"I do not know a 'wretched hussy' who is the daughter of the innkeeper," I answered sullenly. "I know a beautiful girl who watched devotedly at your brother's bedside, day and night, and probably saved his life at a time when he was deserted by his sisters and his mother."
"We often find that sort of kindness in those low creatures," she answered, unaware of the tender spot she was touching, and ignoring my reference to George's sisters and his mother.
Naturally Mary was kind of heart, but her mother was a hard, painted old Jezebel, whose teachings would have led her daughter away from every gentle truth and up to all that was hard, cruel, and selfish in life. A woman in the higher walks of life is liable to become enamelled before her twentieth year.
While I did not blame Mary for what she had said relating to Bettina, still I was angry and longed to do battle with any one who could fight.
After we had been together perhaps ten minutes, some one claimed her for a dance, and she left me, saying hurriedly in my ear:—
"I'll see you soon again. I want to ask you further about George." She had not a question to ask about me.

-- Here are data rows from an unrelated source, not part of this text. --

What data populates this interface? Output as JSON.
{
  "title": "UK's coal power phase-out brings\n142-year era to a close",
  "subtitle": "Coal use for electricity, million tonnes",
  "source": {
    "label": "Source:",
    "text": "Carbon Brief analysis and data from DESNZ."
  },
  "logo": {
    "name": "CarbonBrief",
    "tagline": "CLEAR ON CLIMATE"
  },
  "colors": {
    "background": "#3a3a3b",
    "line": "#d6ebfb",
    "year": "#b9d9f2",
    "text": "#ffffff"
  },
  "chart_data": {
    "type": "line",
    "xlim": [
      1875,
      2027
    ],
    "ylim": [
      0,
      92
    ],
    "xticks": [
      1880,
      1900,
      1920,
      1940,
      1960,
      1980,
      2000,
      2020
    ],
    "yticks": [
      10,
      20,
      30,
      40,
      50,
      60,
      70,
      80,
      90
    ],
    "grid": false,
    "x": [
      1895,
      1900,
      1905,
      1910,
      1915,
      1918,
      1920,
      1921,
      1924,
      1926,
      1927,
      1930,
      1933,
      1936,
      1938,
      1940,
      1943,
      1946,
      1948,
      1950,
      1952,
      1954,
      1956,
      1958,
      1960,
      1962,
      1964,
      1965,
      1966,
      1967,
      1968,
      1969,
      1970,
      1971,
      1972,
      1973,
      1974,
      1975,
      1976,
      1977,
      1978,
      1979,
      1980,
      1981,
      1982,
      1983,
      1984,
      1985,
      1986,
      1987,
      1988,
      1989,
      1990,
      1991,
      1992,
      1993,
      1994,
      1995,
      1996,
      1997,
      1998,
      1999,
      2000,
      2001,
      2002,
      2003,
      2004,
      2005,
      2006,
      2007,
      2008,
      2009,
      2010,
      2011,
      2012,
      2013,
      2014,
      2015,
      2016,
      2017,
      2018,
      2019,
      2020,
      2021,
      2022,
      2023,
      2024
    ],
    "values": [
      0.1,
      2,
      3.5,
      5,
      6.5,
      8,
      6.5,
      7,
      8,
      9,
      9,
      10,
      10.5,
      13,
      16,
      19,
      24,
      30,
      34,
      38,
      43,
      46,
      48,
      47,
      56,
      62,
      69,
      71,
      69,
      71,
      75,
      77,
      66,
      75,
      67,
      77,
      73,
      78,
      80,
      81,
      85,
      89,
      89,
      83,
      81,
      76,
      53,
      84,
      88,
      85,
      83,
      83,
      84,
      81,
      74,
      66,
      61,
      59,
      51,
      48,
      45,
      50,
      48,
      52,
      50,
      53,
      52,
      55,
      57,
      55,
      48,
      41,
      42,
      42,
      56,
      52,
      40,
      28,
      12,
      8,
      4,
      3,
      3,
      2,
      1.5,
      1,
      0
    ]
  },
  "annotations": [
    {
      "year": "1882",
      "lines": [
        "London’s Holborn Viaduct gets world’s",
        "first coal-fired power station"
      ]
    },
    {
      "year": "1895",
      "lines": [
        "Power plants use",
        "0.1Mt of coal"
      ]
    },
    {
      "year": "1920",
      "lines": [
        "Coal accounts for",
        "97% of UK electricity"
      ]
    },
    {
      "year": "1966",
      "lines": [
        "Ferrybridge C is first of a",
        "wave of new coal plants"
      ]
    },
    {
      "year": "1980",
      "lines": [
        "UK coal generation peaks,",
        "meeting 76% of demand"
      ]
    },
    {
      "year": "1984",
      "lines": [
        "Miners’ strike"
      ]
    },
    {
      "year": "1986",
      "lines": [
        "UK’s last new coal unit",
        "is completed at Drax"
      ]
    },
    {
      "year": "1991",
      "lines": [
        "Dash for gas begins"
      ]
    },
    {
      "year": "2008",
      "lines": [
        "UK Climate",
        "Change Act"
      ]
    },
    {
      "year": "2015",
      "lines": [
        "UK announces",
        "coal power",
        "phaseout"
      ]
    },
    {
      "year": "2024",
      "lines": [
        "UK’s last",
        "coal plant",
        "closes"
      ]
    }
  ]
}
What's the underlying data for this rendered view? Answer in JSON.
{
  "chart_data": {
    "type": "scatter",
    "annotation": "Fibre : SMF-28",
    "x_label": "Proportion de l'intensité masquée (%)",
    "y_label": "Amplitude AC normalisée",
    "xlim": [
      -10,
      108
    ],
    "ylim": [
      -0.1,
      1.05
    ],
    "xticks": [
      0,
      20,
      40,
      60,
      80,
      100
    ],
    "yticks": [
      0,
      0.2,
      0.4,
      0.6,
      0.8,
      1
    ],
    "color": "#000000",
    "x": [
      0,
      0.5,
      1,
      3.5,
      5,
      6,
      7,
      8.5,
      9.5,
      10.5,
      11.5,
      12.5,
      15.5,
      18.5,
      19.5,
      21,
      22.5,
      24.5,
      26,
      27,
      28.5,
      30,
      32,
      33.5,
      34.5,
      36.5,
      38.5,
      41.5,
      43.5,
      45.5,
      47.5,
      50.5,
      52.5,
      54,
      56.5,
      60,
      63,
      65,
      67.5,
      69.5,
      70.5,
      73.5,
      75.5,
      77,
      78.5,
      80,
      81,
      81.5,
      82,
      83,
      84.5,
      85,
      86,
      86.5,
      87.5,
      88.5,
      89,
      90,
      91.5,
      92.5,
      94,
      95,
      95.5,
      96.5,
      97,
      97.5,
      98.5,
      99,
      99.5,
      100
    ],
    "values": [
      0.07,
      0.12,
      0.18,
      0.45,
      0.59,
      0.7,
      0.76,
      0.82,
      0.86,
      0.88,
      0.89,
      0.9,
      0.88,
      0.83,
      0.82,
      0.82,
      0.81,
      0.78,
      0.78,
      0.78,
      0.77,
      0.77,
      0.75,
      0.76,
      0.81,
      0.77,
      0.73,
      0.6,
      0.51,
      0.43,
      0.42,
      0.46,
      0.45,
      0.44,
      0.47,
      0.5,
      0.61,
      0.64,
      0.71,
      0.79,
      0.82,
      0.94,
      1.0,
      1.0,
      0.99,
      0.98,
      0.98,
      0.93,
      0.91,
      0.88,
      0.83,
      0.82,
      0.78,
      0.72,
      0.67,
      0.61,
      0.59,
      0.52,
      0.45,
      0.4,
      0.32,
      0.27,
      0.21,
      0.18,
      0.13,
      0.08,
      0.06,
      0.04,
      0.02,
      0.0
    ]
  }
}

She was not to see me again, for I asked permission of the queen to withdraw, and immediately left the ball.
While I was crossing the park on my way back to Whitehall, the wind moaned and groaned—it did not breathe. The stars did not twinkle—they glared. The nightingales did not sing—they screamed. And the roses were odorless. Perhaps all this change to gloom was within me rather than without, but it existed just the same, and I went home and to bed, hating all the world save Bettina, whom I vowed for the hundredth time never to see again.
The next day at noon De Grammont came to my closet, where I had waited for him all morning.
"Welcome to you, dear count!" I cried, leading him by the hand to a chair.